Il se fait rare les nuits où l’on éprouve la paix
Sous les arbres fruitiers vos yeux en humide regret
J’ai parcouru des routes sèches où seule l’âme brille
Espérant vos murmures en invisible guide
A vos jupons, où je m’éteins dans un immortel souffle
Je lance quelques jurons à la terre où le corps s’engouffre
Les râles qui remplacent mes vers, de boue piétinés
Encerclent votre teint pâle où, auréole, ma triste destinée
Je songe à ces années où s’en est allé le temps
Partout des armes à faire crier le sang !
L’amour était un rêve, où la sagesse craint de renoncer
La ville était une guerre où je me suis égaré
Mais votre bouche m’a secourue tant de fois
Je crus mourir ! Me voilà rattrapé par une profonde foi !

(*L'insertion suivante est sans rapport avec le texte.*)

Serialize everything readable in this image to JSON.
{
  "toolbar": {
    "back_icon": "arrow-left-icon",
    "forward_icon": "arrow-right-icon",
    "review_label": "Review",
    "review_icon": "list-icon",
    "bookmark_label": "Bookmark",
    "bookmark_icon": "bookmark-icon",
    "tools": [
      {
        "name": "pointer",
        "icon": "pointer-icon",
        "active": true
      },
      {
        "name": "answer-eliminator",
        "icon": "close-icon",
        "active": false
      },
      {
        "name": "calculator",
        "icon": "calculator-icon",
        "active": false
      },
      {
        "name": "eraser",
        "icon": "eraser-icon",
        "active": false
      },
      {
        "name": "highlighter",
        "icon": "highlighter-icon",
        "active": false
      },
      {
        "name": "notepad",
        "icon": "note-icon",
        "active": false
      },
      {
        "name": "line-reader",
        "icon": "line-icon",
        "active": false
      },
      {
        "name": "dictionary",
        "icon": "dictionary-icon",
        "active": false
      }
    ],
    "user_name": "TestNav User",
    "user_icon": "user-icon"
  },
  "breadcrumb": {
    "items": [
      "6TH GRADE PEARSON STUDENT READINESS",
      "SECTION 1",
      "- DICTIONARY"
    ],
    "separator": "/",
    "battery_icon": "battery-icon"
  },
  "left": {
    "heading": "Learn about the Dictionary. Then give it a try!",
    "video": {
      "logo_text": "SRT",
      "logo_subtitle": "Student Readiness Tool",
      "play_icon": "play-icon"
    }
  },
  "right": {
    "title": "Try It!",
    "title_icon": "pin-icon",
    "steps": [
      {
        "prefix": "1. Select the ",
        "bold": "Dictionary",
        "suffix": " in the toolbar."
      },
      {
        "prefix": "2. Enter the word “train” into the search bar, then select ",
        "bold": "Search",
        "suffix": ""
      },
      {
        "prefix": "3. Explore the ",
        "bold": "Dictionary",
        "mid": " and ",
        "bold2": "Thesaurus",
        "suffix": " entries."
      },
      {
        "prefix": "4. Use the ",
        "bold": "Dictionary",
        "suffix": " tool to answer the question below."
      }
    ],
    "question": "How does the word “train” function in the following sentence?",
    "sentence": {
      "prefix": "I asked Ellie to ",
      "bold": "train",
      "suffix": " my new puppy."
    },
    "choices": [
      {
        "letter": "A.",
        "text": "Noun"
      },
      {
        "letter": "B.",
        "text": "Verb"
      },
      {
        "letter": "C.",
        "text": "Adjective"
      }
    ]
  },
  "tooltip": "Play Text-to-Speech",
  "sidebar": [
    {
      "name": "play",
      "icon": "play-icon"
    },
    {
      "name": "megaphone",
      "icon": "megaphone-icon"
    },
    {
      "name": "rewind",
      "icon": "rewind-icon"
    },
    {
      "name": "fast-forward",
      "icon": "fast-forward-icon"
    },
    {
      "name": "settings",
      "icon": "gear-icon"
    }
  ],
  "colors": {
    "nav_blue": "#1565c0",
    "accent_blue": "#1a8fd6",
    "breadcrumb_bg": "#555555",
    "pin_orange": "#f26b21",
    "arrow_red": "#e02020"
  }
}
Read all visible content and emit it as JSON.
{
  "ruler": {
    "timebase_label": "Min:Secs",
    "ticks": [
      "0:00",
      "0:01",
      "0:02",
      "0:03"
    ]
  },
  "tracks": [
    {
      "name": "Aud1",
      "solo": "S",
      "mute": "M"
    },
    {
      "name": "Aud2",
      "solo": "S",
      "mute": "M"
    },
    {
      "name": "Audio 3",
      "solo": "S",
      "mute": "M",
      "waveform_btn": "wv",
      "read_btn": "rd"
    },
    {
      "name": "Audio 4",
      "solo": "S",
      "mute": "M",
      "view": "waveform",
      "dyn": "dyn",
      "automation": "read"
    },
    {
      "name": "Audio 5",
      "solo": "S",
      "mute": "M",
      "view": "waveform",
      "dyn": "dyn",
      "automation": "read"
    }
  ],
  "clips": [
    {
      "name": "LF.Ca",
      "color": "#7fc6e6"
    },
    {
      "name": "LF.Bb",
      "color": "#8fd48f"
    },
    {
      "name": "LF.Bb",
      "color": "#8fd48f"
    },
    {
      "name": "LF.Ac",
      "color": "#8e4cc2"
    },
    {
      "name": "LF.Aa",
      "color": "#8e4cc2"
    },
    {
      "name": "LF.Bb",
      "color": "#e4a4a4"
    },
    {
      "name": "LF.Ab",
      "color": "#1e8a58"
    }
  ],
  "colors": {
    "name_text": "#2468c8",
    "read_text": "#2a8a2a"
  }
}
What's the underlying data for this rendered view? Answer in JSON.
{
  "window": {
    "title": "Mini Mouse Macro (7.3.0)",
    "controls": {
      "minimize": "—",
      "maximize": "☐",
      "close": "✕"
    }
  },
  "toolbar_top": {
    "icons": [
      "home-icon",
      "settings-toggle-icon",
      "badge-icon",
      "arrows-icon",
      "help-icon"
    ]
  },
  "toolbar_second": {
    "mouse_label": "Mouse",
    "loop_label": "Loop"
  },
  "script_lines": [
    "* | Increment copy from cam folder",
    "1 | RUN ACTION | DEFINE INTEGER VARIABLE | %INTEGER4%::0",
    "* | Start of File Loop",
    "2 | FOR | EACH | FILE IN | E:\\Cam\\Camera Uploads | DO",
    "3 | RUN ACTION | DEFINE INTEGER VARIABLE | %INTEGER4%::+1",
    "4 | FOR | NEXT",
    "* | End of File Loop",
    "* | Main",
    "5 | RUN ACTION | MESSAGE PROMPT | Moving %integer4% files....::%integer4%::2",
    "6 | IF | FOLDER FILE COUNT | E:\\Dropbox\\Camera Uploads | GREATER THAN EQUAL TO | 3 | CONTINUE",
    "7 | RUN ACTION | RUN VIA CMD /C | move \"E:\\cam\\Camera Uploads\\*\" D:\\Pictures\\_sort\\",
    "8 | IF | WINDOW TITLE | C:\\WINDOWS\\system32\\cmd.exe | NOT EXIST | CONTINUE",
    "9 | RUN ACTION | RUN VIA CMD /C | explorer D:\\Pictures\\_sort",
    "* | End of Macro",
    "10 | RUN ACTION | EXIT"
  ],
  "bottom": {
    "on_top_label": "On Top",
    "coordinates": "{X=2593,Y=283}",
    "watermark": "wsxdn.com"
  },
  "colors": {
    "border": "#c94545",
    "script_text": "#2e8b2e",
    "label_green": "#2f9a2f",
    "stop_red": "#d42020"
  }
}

Les bras assoiffés de ne plus sentir les ailes
D’un ciel aux nuages décharnés où chante querelle
J’eus le coeur violé par les pas d’un orgueilleux rivale
Certains instants j’ai songé m’enfuir en une lâche cavale
Pris d’un ardent courage je revenais au front
Pleurant les ravages d’un défunt bataillon
Les amitiés sont toutes mortes, laissées à la mémoire
Des lettres déchirées, où personne ne pourra plus jamais voir
Une encre sombre à se blesser de crevasses noires
Il est des matins où s’échappent, telles des miettes de pain rassis
Tout espoir de revoir ma belle cité engloutie
La nuque fine chevauchant vos épaules étroites
Gravée dans les poumons pour rendre la mort plus douce
Le souvenir de vos mains délicatement moites
Combien de fois, Oh! Je rêvais votre jeune frimousse!